The full version of this article titled ‘Musings on MENA’ could be found in the November issue of World Cement.  It is published by David Bizley, Editor of World Cement and is about all those Challenges facing the Cement Industry in the MENA Region.

Here it is:


Musings on MENA

Ahmad Al-Rousan, Secretary-General of the Arab Union for Cement and Building Materials (AUCBM), provides an overview of the challenges facing the cement industry in the MENA region.

It is a fact that the cement industry of the MENA region has, for the most part, fairly recent origins, with some exceptions being small scale and limited productivity operations in countries such as Egypt, Morocco and Syria.

Since the mid-1970s, the cement industry across the Arab world began to expand as demand for construction and infrastructure in these countries grew. At present, the number of companies and factories in operation has reached 171, with 32 additional cement mills. Design capacity for the region has thus reached 355 million tpy.

In recent years, prior to the spread of the COVID-19 pandemic, demand for cement fell in several Arab countries as a result of difficult economic conditions and war; a number of factories were shut down or destroyed, and some projects were suspended or postponed. Currently, Egypt and Saudi Arabia lead the region in terms of factory numbers and production capacity. Cement consumption also declined during 2018 and 2019 in the GCC countries, across North Africa, Jordan, and Lebanon at rates ranging from 1.5% to 17%.

With the global spread of the COVID-19 pandemic at the beginning of 2020, measures such as factory closures and the halting of operations were seen across the world, including the MENA region, which lead to significant declines in both production and demand, with the decrease in demand exceeding 39%.

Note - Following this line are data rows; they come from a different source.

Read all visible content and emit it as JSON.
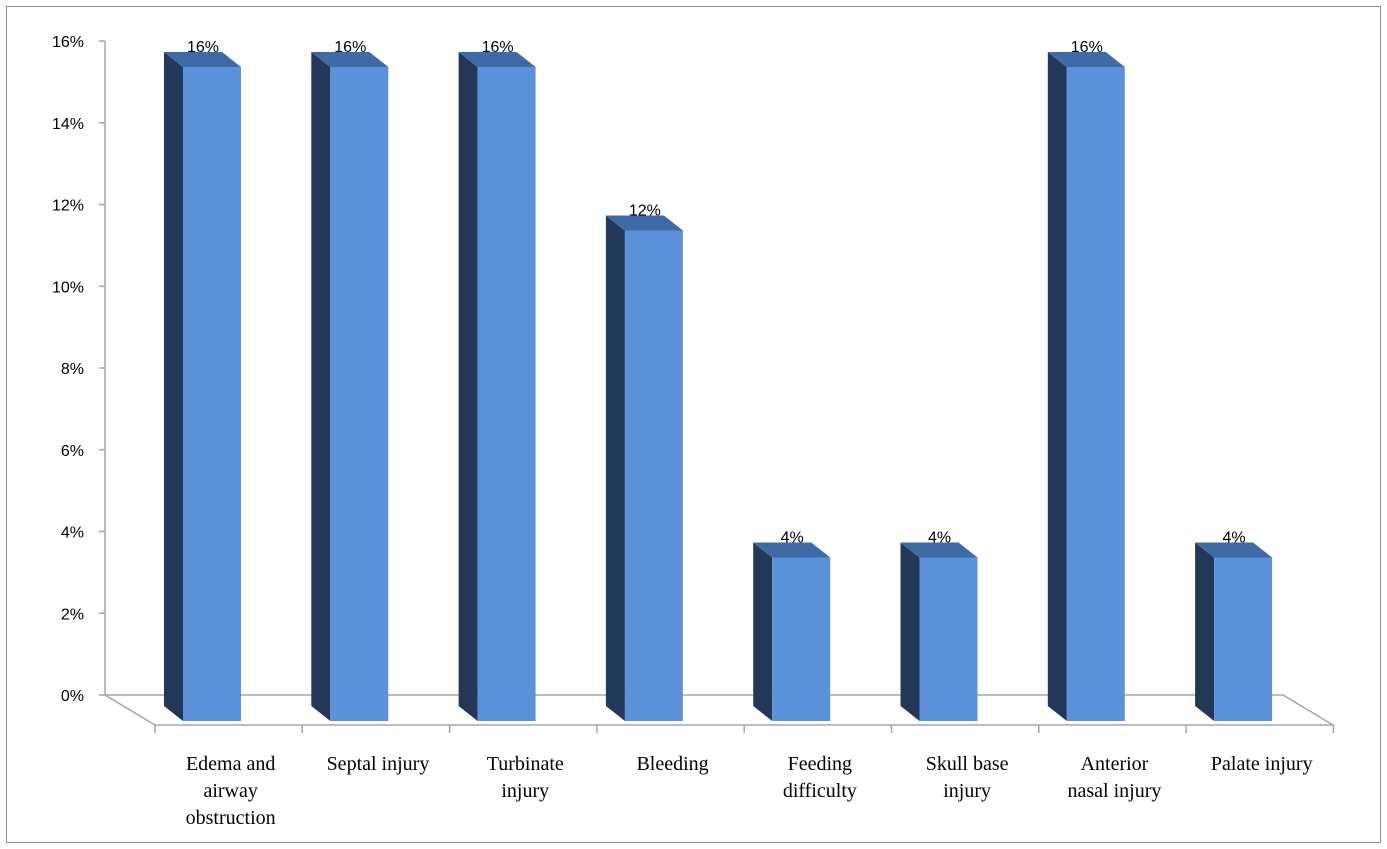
{
  "chart_data": {
    "type": "bar",
    "style": "3d-column",
    "categories": [
      "Edema and airway obstruction",
      "Septal injury",
      "Turbinate injury",
      "Bleeding",
      "Feeding difficulty",
      "Skull base injury",
      "Anterior nasal injury",
      "Palate injury"
    ],
    "category_lines": [
      [
        "Edema and",
        "airway",
        "obstruction"
      ],
      [
        "Septal injury"
      ],
      [
        "Turbinate",
        "injury"
      ],
      [
        "Bleeding"
      ],
      [
        "Feeding",
        "difficulty"
      ],
      [
        "Skull base",
        "injury"
      ],
      [
        "Anterior",
        "nasal injury"
      ],
      [
        "Palate injury"
      ]
    ],
    "values": [
      16,
      16,
      16,
      12,
      4,
      4,
      16,
      4
    ],
    "data_labels": [
      "16%",
      "16%",
      "16%",
      "12%",
      "4%",
      "4%",
      "16%",
      "4%"
    ],
    "y_ticks": [
      0,
      2,
      4,
      6,
      8,
      10,
      12,
      14,
      16
    ],
    "y_tick_labels": [
      "0%",
      "2%",
      "4%",
      "6%",
      "8%",
      "10%",
      "12%",
      "14%",
      "16%"
    ],
    "ylim": [
      0,
      16
    ],
    "title": "",
    "xlabel": "",
    "ylabel": "",
    "grid": false,
    "legend": "none",
    "colors": {
      "bar_front": "#5b92d9",
      "bar_side": "#233858",
      "bar_top": "#3e6aa6",
      "axis": "#a6a6a6",
      "frame": "#8c8c8c"
    }
  }
}
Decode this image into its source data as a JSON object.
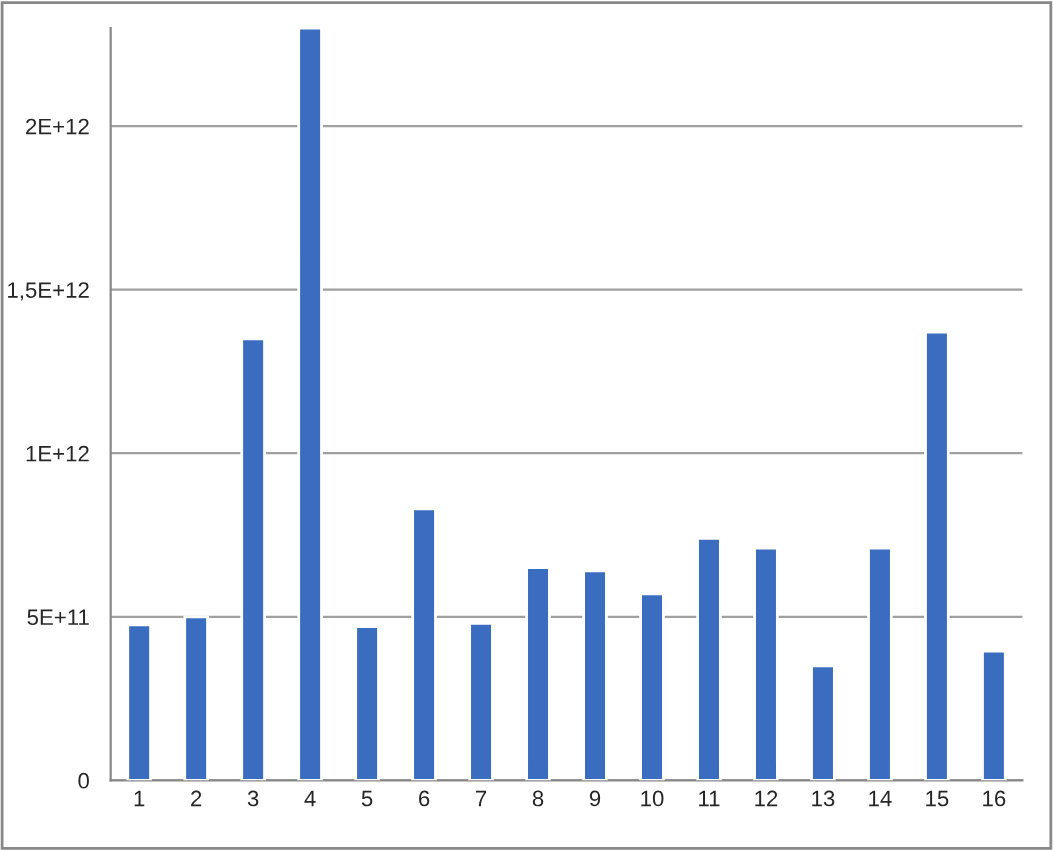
{
  "chart_data": {
    "type": "bar",
    "categories": [
      "1",
      "2",
      "3",
      "4",
      "5",
      "6",
      "7",
      "8",
      "9",
      "10",
      "11",
      "12",
      "13",
      "14",
      "15",
      "16"
    ],
    "values": [
      475000000000.0,
      500000000000.0,
      1350000000000.0,
      2300000000000.0,
      470000000000.0,
      830000000000.0,
      480000000000.0,
      650000000000.0,
      640000000000.0,
      570000000000.0,
      740000000000.0,
      710000000000.0,
      350000000000.0,
      710000000000.0,
      1370000000000.0,
      395000000000.0
    ],
    "color": "#3a6cc0",
    "ylim": [
      0,
      2300000000000.0
    ],
    "yticks": [
      0,
      {
        "value": 500000000000.0,
        "label": "5E+11"
      },
      {
        "value": 1000000000000.0,
        "label": "1E+12"
      },
      {
        "value": 1500000000000.0,
        "label": "1,5E+12"
      },
      {
        "value": 2000000000000.0,
        "label": "2E+12"
      }
    ],
    "grid": "y"
  }
}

With a view to ensuring that factories continue to operate at an acceptable rate while maintaining preventive measures, AUCBM has circulated a roadmap that details the health measures to be taken in order to maintain the continuity of production. Many factories managed to endure this epidemic and have resumed their operations. Some countries recorded growth in consumption during the second half of 2020, such as Saudi Arabia, where sales increased by more than 20%.

In addition to the above, the challenges facing the cement industry of the Arab world can, at this stage, be summarised as follows:

  • Some of the measures taken to combat the COVID-19 pandemic still constitute an obstacle to factories, especially those involving reductions in the number of workers on site.
  • The tough economic conditions faced by many Arab countries and the suspension or postponement of numerous planned projects (especially in the GCC countries), though the execution phase of some of these projects has already started this year.
  • Decreased market demand for cement, occurring naturally as a result of the difficult economic conditions and ongoing conflict in the region.
  • Security problems and ongoing conflicts in some countries.
  • Recent expansions of cement factories in some countries created large production surpluses, which were compounded by the fact that some countries already export cement (Algeria and Saudi Arabia, for example).

The increase of cement consumption in the MENA region, primarily requires the existence of construction and infrastructure projects, which the Arab world still needs. It is true that modest consumption growth has been recorded in some countries since mid-2020, but these rates continue to fluctuate due to the absence of constant and continuous projects.